You could of course do,

x=x+0.905; //where x is float type variable.starting from x=15.00
result = x*100;


Or, combine the two calculations and reorder them to,

result=x*100+90;

The earlier you can convert to integer the more accurate the result will be.

Mike.

 

[Pommie]

Just realised you are doing (15.0+X*0.9)*100. You can rearrange this and do (1500+(int)X*90) and your error should disappear.

Mike.

 

[neelam29]

Thanks a lot MIKE!!!!!!!

with your method the problem is solved in starting but when the counter reaches somewhere around 79080 it shows 79081 here the error adds up by 1.

i'think still some problem is left....

Regards

 

[neelam29]

Thanks a lot MIKE!!!!!!!

with your method the problem is solved in starting but when the counter reaches somewhere around 79080 it shows 79081 here the error adds up by 1.

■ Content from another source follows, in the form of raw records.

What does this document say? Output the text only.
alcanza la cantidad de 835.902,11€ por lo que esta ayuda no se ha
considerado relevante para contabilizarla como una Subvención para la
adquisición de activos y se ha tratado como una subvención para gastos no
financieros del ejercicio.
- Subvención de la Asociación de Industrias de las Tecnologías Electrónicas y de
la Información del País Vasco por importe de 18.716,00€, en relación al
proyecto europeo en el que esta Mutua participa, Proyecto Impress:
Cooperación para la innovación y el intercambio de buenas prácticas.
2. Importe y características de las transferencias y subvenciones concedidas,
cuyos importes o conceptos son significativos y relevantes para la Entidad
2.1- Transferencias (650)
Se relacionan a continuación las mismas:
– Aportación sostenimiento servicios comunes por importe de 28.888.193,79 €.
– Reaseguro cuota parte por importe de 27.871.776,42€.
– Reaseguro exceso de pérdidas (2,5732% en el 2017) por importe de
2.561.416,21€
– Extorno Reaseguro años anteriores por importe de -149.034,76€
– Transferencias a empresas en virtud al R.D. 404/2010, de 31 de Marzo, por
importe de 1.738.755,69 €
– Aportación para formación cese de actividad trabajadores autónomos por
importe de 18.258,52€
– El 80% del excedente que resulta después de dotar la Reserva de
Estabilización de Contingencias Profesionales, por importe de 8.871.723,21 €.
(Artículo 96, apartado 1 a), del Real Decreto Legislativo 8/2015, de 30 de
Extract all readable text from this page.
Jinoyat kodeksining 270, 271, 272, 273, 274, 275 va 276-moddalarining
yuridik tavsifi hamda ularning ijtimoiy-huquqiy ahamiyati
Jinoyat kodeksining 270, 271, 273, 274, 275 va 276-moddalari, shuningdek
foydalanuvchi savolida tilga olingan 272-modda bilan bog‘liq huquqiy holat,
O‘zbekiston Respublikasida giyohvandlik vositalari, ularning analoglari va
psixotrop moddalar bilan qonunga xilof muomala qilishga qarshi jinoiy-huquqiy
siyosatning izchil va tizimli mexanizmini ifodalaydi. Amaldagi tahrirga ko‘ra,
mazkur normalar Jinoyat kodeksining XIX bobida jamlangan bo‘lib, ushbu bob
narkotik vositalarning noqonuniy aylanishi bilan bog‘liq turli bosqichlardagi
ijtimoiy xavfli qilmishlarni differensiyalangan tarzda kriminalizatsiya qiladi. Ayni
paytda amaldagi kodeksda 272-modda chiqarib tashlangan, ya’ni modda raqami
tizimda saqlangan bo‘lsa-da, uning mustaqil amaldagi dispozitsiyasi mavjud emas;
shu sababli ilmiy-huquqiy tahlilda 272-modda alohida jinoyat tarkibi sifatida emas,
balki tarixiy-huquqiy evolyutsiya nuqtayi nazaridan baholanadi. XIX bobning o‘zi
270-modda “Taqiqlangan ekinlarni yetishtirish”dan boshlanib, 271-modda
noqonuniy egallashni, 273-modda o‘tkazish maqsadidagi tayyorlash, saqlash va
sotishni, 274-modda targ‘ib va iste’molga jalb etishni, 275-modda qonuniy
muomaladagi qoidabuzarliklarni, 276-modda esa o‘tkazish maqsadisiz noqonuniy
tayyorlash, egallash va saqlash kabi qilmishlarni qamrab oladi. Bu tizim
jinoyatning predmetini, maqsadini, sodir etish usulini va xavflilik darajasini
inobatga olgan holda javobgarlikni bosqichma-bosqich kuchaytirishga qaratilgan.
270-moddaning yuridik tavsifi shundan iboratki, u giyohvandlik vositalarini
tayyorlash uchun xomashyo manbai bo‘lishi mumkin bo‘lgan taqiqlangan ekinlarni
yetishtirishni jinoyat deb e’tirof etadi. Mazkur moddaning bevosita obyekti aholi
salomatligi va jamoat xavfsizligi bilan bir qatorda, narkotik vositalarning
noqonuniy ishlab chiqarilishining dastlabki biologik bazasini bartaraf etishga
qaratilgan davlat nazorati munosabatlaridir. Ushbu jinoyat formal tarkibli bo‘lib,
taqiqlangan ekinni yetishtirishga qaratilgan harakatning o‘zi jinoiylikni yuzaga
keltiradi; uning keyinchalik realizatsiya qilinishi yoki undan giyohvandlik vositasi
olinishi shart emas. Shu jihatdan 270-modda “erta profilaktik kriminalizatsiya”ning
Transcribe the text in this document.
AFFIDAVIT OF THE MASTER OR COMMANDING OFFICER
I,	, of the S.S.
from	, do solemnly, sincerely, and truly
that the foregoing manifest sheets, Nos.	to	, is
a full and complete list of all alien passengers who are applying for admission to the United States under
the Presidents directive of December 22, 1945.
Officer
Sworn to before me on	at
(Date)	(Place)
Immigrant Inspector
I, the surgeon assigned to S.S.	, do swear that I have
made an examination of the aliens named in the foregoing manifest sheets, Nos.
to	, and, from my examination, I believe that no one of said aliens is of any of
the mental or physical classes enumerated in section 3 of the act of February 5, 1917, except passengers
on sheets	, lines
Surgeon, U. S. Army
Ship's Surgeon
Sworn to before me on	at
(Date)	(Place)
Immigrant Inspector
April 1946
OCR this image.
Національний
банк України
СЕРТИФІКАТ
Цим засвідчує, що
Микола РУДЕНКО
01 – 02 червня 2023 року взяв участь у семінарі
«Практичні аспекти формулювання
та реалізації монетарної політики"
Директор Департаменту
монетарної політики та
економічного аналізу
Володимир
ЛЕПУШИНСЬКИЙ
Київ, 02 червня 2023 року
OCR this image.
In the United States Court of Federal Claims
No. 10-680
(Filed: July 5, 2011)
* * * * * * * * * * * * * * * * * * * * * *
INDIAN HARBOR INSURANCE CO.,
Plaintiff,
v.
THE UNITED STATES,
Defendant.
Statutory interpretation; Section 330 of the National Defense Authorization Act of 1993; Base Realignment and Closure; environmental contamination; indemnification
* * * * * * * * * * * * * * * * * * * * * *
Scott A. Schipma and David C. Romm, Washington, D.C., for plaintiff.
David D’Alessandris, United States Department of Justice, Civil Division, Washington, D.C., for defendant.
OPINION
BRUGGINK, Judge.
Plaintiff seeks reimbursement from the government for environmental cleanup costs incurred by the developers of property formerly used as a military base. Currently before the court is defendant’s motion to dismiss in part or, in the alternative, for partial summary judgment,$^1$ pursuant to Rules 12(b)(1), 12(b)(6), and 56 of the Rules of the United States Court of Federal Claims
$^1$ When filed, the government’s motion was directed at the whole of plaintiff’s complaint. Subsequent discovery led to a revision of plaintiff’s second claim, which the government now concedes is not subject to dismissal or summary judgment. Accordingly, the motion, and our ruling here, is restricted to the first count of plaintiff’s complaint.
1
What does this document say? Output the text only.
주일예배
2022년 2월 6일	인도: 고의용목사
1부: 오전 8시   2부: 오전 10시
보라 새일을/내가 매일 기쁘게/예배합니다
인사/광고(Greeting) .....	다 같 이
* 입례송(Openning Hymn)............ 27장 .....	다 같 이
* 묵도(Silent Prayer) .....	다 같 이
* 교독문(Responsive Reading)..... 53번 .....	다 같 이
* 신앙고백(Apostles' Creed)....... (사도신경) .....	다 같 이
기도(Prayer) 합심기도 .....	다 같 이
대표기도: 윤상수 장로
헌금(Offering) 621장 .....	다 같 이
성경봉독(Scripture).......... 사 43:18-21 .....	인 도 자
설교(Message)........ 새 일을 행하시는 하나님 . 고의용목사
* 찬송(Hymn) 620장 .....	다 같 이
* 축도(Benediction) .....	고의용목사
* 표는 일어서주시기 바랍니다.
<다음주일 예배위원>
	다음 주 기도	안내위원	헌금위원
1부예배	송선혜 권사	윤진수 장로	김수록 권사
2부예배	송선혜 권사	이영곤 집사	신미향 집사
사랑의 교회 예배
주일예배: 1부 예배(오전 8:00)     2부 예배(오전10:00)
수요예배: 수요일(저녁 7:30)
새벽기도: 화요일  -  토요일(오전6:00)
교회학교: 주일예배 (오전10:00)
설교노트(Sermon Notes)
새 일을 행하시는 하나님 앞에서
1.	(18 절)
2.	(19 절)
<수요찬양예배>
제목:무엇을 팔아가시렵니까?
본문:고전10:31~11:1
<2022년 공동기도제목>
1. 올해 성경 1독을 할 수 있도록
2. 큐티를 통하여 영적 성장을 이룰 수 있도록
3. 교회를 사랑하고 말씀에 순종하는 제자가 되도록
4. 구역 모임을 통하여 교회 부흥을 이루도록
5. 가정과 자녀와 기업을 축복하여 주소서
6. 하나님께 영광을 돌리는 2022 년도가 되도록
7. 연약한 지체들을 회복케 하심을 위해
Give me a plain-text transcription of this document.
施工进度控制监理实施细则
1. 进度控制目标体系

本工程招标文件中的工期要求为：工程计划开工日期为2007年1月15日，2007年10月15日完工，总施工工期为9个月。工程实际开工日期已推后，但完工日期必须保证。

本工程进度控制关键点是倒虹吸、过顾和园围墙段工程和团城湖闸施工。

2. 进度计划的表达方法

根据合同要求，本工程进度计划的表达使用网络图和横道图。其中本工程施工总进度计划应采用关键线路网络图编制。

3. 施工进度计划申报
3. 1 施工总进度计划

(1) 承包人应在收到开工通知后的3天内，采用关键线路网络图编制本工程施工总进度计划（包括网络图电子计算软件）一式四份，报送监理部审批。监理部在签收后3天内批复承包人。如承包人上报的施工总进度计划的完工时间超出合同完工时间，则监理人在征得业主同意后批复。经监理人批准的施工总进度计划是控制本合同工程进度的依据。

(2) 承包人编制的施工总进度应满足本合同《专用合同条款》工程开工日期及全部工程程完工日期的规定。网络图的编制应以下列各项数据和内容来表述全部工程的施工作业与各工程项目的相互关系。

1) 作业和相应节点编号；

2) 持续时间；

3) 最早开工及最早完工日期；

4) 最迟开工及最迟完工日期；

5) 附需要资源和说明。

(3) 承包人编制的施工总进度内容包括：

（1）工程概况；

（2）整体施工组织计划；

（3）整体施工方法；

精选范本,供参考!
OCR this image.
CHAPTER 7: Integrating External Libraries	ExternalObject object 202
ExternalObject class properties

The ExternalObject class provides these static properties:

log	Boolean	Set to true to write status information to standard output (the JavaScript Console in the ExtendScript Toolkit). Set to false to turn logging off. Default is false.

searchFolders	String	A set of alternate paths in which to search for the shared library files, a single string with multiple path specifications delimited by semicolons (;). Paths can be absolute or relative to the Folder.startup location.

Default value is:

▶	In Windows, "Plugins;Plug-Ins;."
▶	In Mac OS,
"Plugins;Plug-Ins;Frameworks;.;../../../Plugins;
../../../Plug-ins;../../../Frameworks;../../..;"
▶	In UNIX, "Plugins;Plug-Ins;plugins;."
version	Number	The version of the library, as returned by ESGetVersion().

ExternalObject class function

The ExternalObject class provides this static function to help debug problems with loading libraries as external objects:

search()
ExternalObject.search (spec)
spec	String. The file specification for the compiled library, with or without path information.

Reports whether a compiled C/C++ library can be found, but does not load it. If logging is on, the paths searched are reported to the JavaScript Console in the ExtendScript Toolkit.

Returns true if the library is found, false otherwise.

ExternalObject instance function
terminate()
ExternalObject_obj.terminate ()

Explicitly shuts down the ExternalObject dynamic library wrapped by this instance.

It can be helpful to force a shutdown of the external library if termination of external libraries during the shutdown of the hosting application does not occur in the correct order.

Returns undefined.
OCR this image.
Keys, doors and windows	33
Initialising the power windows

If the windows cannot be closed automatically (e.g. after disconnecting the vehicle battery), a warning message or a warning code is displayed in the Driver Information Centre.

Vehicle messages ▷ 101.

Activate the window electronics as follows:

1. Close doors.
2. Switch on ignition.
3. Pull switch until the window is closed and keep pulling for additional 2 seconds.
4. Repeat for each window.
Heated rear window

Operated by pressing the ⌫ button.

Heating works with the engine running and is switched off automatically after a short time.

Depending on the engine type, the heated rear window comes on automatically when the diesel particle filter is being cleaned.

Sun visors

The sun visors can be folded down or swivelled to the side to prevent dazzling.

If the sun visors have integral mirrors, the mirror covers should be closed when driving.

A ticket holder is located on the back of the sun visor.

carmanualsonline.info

i'think still some problem is left....

Regards

 

[Pommie]

It will probably work fine as,

result = (unsigned long int)((x+0.001)*100);

But rearranging would be a better solution.

for(x=15;x<1000;x++){
    Result=1500+x*90;
    display(result);
}

Mike.

 

[ClydeCrashKop]

My computer dealer told me that after the 486 Intel called their next chip Pentium because when they tried to call it 586, they kept getting 585.9999999999

 

[Hero999]

There was a bug in the early pentium processors but it was fixed a long time ago.